Leveraging Anthropometric Measurements to Improve Human Mesh Estimation and Ensure Consistent Body Shapes

Katja Ludwig,Julian Lorenz,Daniel Kienzle,Tuan Bui,Rainer Lienhart
2024-09-27
Abstract:The basic body shape of a person does not change within a single video. However, most SOTA human mesh estimation (HME) models output a slightly different body shape for each video frame, which results in inconsistent body shapes for the same person. In contrast, we leverage anthropometric measurements like tailors are already obtaining from humans for centuries. We create a model called A2B that converts such anthropometric measurements to body shape parameters of human mesh models. Moreover, we find that finetuned SOTA 3D human pose estimation (HPE) models outperform HME models regarding the precision of the estimated keypoints. We show that applying inverse kinematics (IK) to the results of such a 3D HPE model and combining the resulting body pose with the A2B body shape leads to superior and consistent human meshes for challenging datasets like ASPset or fit3D, where we can lower the MPJPE by over 30 mm compared to SOTA HME models. Further, replacing HME models estimates of the body shape parameters with A2B model results not only increases the performance of these HME models, but also leads to consistent body shapes.

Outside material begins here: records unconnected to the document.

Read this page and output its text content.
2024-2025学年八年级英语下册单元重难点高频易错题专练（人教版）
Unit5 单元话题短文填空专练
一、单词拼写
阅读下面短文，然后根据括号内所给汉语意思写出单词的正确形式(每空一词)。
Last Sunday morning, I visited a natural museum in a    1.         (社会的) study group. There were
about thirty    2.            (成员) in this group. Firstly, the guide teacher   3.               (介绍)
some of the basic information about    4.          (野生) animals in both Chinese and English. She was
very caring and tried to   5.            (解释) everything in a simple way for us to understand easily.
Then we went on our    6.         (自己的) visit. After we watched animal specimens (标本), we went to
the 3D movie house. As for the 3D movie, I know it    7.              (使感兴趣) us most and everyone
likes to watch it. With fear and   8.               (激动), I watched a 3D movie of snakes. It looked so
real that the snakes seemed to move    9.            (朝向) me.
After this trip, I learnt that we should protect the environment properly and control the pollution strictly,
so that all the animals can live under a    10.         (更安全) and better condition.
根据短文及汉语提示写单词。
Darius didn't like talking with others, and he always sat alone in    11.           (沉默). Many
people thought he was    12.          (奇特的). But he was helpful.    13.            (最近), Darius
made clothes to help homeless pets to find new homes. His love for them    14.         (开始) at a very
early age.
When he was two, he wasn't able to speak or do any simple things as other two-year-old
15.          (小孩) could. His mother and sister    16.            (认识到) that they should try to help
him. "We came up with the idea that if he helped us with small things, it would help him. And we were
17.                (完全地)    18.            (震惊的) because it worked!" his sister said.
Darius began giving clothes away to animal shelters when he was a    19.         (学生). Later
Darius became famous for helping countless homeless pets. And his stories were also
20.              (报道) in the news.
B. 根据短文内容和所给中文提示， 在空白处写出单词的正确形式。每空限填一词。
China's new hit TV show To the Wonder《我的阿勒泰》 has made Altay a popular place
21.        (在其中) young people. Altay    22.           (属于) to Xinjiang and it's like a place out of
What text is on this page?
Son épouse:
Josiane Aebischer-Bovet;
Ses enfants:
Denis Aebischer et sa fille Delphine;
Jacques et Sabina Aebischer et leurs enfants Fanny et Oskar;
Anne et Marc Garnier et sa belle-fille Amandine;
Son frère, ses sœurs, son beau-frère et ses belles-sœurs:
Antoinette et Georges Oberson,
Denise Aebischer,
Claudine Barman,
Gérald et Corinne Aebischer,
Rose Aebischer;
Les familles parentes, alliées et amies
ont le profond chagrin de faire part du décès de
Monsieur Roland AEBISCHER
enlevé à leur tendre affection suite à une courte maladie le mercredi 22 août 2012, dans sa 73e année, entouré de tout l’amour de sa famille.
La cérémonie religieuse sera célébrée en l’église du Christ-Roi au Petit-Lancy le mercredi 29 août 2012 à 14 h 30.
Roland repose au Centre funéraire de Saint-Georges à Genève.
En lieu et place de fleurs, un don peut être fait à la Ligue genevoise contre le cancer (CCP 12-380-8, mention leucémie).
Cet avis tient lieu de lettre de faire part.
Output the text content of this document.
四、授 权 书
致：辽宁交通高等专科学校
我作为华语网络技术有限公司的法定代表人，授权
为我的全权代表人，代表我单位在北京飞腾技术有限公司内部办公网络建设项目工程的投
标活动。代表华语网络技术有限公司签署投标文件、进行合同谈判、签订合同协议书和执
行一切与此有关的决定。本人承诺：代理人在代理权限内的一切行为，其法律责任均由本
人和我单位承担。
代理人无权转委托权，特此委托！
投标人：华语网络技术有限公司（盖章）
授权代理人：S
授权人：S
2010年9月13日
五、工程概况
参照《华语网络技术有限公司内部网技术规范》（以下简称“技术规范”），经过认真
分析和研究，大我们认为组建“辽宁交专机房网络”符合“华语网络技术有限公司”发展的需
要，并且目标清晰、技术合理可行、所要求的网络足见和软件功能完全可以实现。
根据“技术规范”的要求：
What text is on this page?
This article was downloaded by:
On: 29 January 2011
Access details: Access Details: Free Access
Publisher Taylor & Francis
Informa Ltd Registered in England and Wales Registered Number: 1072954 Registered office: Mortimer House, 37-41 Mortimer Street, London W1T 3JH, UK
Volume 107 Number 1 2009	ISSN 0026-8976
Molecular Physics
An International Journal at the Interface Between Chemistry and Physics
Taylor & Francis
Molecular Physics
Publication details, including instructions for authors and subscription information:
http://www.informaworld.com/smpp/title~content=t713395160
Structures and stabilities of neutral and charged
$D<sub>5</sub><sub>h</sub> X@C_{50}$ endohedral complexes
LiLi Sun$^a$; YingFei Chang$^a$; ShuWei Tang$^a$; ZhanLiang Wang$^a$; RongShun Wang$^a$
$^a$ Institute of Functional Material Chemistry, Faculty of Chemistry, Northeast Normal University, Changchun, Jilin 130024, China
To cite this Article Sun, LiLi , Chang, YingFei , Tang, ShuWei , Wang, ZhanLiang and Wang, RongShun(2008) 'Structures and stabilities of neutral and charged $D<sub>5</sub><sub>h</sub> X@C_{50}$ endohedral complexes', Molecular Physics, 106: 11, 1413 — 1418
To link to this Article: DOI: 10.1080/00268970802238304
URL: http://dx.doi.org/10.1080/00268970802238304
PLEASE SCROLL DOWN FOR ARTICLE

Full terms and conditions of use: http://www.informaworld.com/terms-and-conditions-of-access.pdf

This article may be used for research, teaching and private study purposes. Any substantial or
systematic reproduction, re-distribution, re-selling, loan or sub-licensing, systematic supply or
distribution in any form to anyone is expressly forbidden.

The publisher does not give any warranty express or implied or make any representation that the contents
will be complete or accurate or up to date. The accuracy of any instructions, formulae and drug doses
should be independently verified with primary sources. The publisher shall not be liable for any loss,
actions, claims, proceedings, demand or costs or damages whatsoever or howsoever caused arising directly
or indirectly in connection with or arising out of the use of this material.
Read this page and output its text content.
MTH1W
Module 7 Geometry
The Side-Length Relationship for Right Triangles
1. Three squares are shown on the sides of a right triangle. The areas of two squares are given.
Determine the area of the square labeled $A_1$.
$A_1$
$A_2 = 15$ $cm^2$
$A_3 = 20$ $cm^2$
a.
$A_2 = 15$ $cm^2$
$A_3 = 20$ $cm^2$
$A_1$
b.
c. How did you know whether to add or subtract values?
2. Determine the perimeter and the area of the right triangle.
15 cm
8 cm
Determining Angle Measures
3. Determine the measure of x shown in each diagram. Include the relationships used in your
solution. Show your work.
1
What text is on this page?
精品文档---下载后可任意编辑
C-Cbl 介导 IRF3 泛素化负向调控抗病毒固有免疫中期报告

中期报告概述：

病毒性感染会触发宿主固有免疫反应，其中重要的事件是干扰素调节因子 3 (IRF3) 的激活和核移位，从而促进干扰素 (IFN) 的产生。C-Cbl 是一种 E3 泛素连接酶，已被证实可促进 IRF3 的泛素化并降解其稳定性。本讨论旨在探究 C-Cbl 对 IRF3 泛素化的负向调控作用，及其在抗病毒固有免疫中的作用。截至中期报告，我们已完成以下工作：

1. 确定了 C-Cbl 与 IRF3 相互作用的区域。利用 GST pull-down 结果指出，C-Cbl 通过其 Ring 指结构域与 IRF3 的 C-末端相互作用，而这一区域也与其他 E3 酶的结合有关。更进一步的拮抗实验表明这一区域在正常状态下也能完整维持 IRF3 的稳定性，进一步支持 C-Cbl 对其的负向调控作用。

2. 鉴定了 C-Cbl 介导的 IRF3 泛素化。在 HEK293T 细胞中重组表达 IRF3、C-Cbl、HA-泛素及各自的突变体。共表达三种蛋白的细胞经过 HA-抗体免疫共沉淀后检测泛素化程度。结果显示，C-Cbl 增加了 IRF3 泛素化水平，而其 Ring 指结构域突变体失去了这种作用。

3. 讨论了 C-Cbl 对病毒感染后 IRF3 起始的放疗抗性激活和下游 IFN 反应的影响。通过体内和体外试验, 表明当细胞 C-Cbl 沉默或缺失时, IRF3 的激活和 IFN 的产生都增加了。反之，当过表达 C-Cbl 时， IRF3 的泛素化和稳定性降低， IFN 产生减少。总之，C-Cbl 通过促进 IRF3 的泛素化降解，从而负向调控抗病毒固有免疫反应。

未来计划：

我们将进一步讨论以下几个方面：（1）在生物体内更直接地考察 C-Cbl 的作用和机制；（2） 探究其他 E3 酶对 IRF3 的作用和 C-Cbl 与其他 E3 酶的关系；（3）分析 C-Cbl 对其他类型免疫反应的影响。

Computer Vision and Pattern Recognition
What problem does this paper attempt to address?
### What problem does this paper attempt to solve? This paper aims to solve **the problem of inconsistent human body shapes generated by the Human Mesh Estimation (HME) model in videos**. Specifically: 1. **Problem background**: - When processing videos, the HME model usually generates a slightly different human body shape for each frame, even if these frames are consecutive actions of the same person. This results in inconsistent body shapes of the same person in the same video. - This inconsistency is especially more obvious in scenarios with rapidly changing postures such as sports, which seriously affects the accuracy of 3D pose and shape estimation. 2. **Limitations of existing methods**: - Currently, most HME models are trained based on a single image and cannot handle the entire video sequence, so it is difficult to maintain the consistency of the body shape of the same person in different frames. - Similar inconsistency problems also exist in existing 3D pose and mesh datasets, which further affect the performance of the model. 3. **Solutions**: - The paper proposes a model named A2B (Anthropometric to Body shape). This model uses anthropometric data (such as the measurement data used by tailors) to generate consistent and accurate human body shape parameters. - The A2B model converts anthropometric data into shape parameters of common human body mesh models such as SMPL - X, ensuring that the body shape of the same person remains consistent in all frames. - In addition, the paper also combines an improved 3D Human Pose Estimation (HPE) model and Inverse Kinematics (IK) to improve the accuracy of pose estimation and combines it with the body shape generated by A2B to generate a more accurate and consistent human body mesh. 4. **Experimental verification**: - The authors conducted experiments on challenging datasets such as ASPset and fit3D. The results show that the body shape parameters generated by using the A2B model can significantly reduce the MPJPE (Mean Per Joint Position Error) and improve the overall performance. ### Summary The main goal of this paper is to solve the problem of inconsistent human body shapes generated by the HME model in videos by introducing the A2B model and an improved pose estimation method, thereby improving the accuracy and consistency of 3D human body mesh estimation.